Basic Trading in Hearthstone
The most common form of Trading is attacking one of your minions into one of your opponent’s minions. What occurs here is trading your board state for your opponent’s board state. A valuable trade is when you remove more of your opponent’s board state than what you lost.
An example would be trading a Chillwind Yeti into your opponent’s Bloodfen Raptor. Your opponent loses a whole card while you retain a 4/2. You can use your Yeti to attack again into your opponent’s other Bloodfen Raptor.
In this hypothetical example, you have traded your one card for two of your opponent’s cards. The trade we make here grants you card advantage. Card advantage is when you have more cards than your opponent. Card advantage gives a player more opportunities to finish the game.
You can estimate card advantage by counting the number of cards on the battlefield and in hand. The player with the most has a card advantage. Deciding who has the advantage is more difficult when the decks and cards you are playing with get more complicated. Understanding card advantage in this way is a good place to start if you have never heard of the concept.
Understanding life total advantage
Using the same example as above, one could argue that it is better to attack face than trade here. The decision here depends on the total life of both you and your opponent. If your health is higher than your opponent’s, you have a life total advantage. The larger the separation, the bigger the advantage. If your opponent was at eight hp and you were at 30, it would make sense to attack face rather than trade. The situation would force your opponent to trade both their Bloodfen Raptors into your Yeti to survive.

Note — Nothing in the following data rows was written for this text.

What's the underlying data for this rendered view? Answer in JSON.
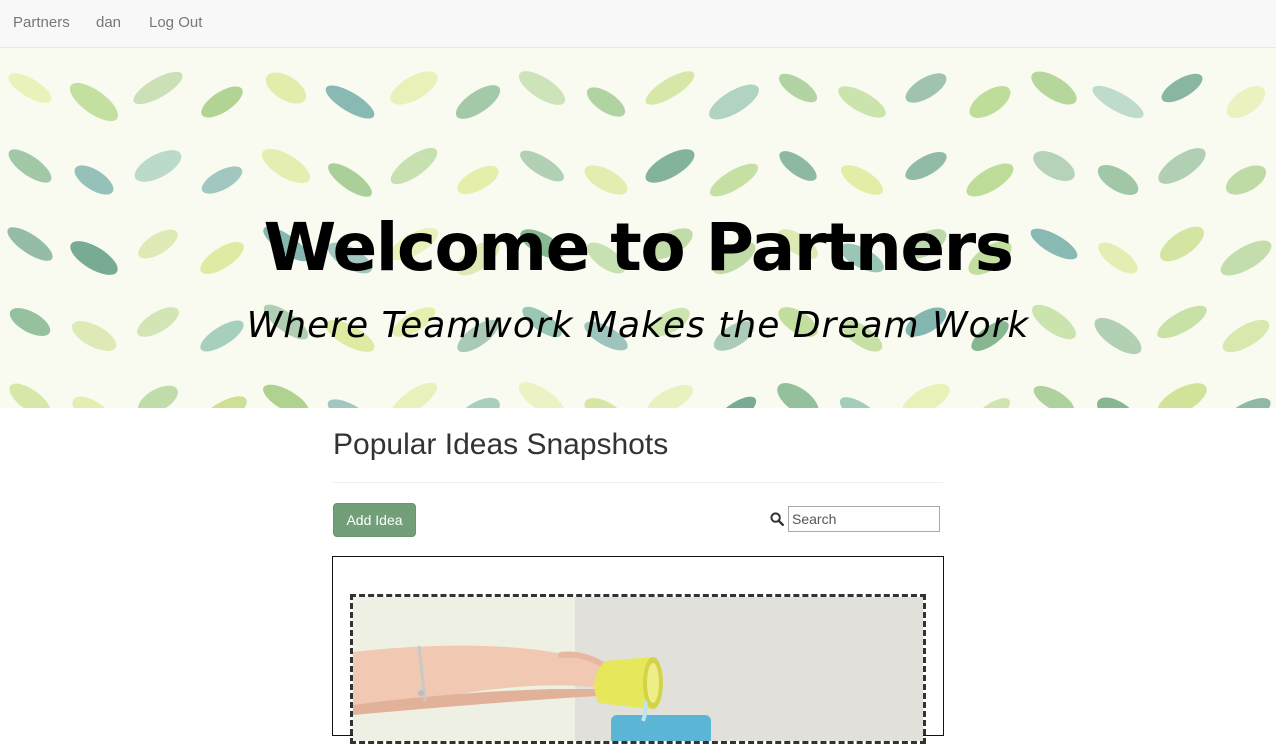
{
  "navbar": {
    "brand": "Partners",
    "user": "dan",
    "logout": "Log Out"
  },
  "hero": {
    "title": "Welcome to Partners",
    "subtitle": "Where Teamwork Makes the Dream Work"
  },
  "main": {
    "title": "Popular Ideas Snapshots",
    "add_idea_label": "Add Idea",
    "search_placeholder": "Search",
    "search_icon": "search-icon"
  },
  "snapshot": {
    "image_description": "hand-pouring-yellow-cup-photo"
  },
  "colors": {
    "accent": "#739f78",
    "navbar_bg": "#f8f8f8",
    "nav_text": "#777777"
  }
}
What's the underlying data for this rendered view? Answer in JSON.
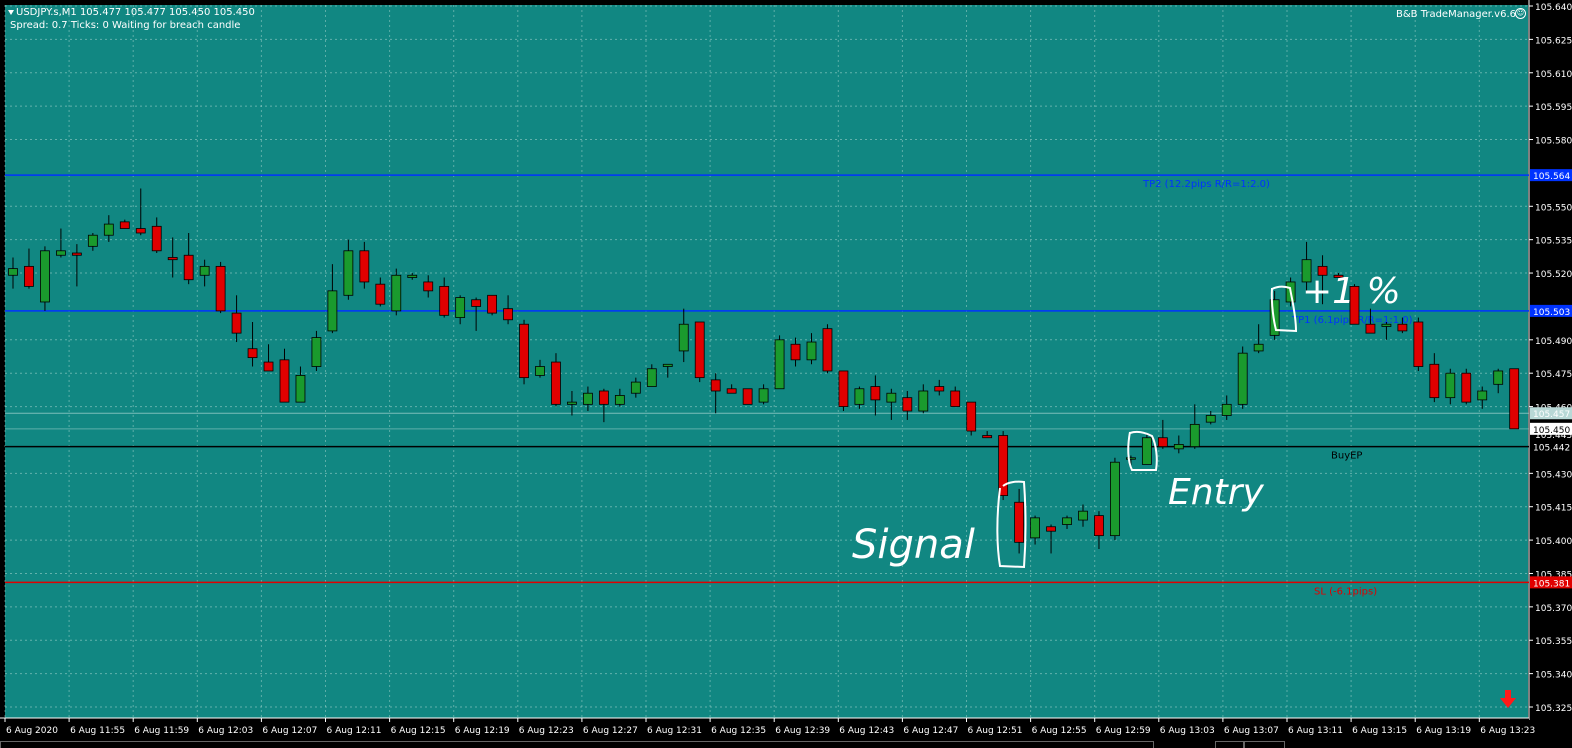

In this case, the life disadvantage forces the decision despite this resulting in a card advantage for your opponent. Maintaining a life total advantage, board presence, and card advantage is a delicate balance. The decision of what you trade depends on what style of deck you are playing, which is in part three of this series.
Card advantage & Tempo in Hearthstone
Card advantage also includes the cards in hand. Our opponent may have other options rather than trading both of their Bloodfen Raptors into our Chillwind Yeti. Our opponent may choose to fireball our Chillwind Yeti and attack face with the Raptors.
Notice how this does not give your opponent any card advantage. They have traded 1-for-1 with our cards. Diminishing our opponent’s board while also developing our own at a mana efficient rate is tempo. Tempo also refers to the speed of play. Tempo could be more important than card advantage based on the situation or matchup. Casting fireball to destroy our Yeti was a tempo play by our opponent. This play also saved them from an unsavory trade next turn. As a general rule of thumb, cards on the battlefield are worth more than cards in hand.
Generating Mana Advantages
The other dimension of trading comes from the mana spent. You only get a finite amount of mana each game: one on turn one, two on turn two, and so on. If you spend your mana every turn, you will have used a total of 55 mana after turn ten and ten more every turn after.
Your opponent has an equal amount of mana to work with (with some exceptions). Being more efficient with your mana often gains a tempo advantage. In almost all my previous examples the traded mana was equal. Yeti (4 mana) for two Raptors (2 x 2 mana = 4 mana) or Yeti (4 mana) for Fireball (4 mana). The developers design Hearthstone cards to give you a specific amount of value for the mana cost. When trying this yourself, it may be tougher to squeeze out an advantage as it is more difficult than it appears.
A card like Sorcerer’s Apprentice can give you a mana advantage since you can cast cards with less mana. Spending one mana on a Frostbolt to destroy a two mana minion gives you a mana advantage of one. Board wipes can give you large mana advantages if they wipe out enough minions. Consecration destroying three different, two cost minions gives a mana advantage of 2. Notice that in many situations, a single action can be beneficial in more than one axis.
A Final Axis
The final and least common type of resource trade is cards in the deck. While it’s rarely relevant, it matters in matchups that last for a long time, often control vs. control. This style of deck wants to be drawing cards to establish a card advantage dominance. That takes away the resource of cards in the deck, which can, in turn, become cards until fatigue. To not lose to fatigue, balancing how many cards you draw is important. It only comes up in specific matchups, but I thought it was worth mentioning.
Being aware of what resources you have available is an important step to understanding how to trade. The next step is understanding how each card fits into each type of trade. Then we can understand each card’s value and how to evaluate cards. I will cover these concepts in part 2 of this series.